PENDAHULUAN

Pelaku utama pembangunan pertanian, perikanan, dan kehutanan adalah masyarakat petani, maka langkah awal yang telah ditempuh oleh Dinas Pertanian, Perikanan, dan Kehutanan Kabupaten Sleman adalah dengan menumbuhkan kelompok tani sebagai modal dasar pemberdayaan petani dan pemberdayaan ekonomi petani, karena kelompok tani merupakan unit terkecil masyarakat pertanian, perikanan, dan kehutanan yang ikut berperan dalam menumbuhkan ekonomi kerakyatan. Dalam menghadapi era pasar bebas dimana kemampuan petani dalam hal pengetahuan, teknologi dan modal terbatas untuk menghadapi kekuatan yang besar, sehingga satu–satunya jalan petani harus bersatu membentuk kesatuan yang disebut kelompok tani. Petani bersama kelompok taninya diharapkan dapat lebih tangguh, mandiri, mampu berdayasaing dan lebih professional dalam berusahatani.

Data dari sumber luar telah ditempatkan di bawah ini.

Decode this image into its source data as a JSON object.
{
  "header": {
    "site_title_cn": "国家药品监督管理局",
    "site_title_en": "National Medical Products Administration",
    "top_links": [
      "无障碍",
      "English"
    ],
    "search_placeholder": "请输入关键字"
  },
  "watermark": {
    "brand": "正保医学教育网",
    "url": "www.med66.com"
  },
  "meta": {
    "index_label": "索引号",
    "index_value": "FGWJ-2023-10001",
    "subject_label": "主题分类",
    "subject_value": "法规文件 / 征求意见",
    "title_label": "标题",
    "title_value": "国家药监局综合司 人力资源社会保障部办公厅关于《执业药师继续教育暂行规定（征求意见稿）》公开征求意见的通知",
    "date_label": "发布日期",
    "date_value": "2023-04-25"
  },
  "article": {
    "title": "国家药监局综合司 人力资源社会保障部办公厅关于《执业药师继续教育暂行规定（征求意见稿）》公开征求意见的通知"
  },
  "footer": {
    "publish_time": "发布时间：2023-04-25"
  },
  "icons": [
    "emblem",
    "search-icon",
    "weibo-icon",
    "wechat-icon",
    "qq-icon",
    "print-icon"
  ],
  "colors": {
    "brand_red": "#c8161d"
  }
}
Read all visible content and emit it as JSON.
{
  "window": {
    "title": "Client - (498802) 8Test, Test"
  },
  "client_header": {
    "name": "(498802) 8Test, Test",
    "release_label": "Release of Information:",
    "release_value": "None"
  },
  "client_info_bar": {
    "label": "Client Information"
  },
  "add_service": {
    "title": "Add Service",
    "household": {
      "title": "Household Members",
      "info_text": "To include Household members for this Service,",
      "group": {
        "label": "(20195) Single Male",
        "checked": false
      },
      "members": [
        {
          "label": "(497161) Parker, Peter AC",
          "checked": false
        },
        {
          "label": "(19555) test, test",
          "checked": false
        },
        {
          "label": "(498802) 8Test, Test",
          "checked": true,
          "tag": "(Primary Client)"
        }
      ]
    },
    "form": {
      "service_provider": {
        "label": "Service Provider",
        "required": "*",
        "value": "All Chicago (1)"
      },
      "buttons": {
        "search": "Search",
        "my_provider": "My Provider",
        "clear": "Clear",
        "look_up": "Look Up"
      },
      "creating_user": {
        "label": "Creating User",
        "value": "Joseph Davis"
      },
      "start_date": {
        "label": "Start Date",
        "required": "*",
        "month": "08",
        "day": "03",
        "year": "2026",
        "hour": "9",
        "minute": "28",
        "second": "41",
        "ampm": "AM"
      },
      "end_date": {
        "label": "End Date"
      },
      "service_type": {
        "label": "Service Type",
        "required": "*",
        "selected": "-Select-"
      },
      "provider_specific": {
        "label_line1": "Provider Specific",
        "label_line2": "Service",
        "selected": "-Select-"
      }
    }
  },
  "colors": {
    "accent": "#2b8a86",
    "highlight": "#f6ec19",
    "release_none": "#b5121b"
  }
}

Sebagai pelaku utama pembangunan pertanian, perikanan, dan kehutanan dengan komunikasi yang intensif dengan petugas, kelompok tani bebas menentukan sendiri usaha yang akan dipilihnya, petugas sebatas memberi masukan dan contoh sebagai wawasan mereka dalam menentukan pilihannya. Selain itu kelompok tani juga sebagai basis maupun mitra dalam pembangunan pertanian, perikanan, dan kehutanan, disitu ada hubungan kesetaraan dengan pemerintah dalam hal ini Dinas Pertanian, Perikanan, dan Kehutanan Kabupaten Sleman.

            Salah satu contoh program forum komunikasi dan silahturohmi kekelompok dari Dinas Pertanian, Perikanan, dan Kehutanan Kabupaten Sleman melalui Bidang Tanaman Pangan dan Hortikultura, Bidang Peternakan, Bidang Perikanan, Bidang Kehutanan dan Perkebunan, Bidang Ketahanan Pangan dan Penyuluhan adalah memfasilitasi kelompok yang telah tumbuh, eksis dan dinamis serta semua pelaku usaha pertanian, perikanan, dan kehutanan melalui forum komunikasi dan silahturohmi Dinas Pertanian, Perikanan dan Kehutanan Kabupaten Sleman yang diselenggarakan setiap tiga bulan sekali.

Untuk menghindari ketidak berdayaan petani pada kondisi pasar, peluang usaha, penyediaan sarana produksi pertanian maka diharapkan para petani bergabung membentuk kelompok, asosiasi atau suatu lembaga yang eksis dan dinamis.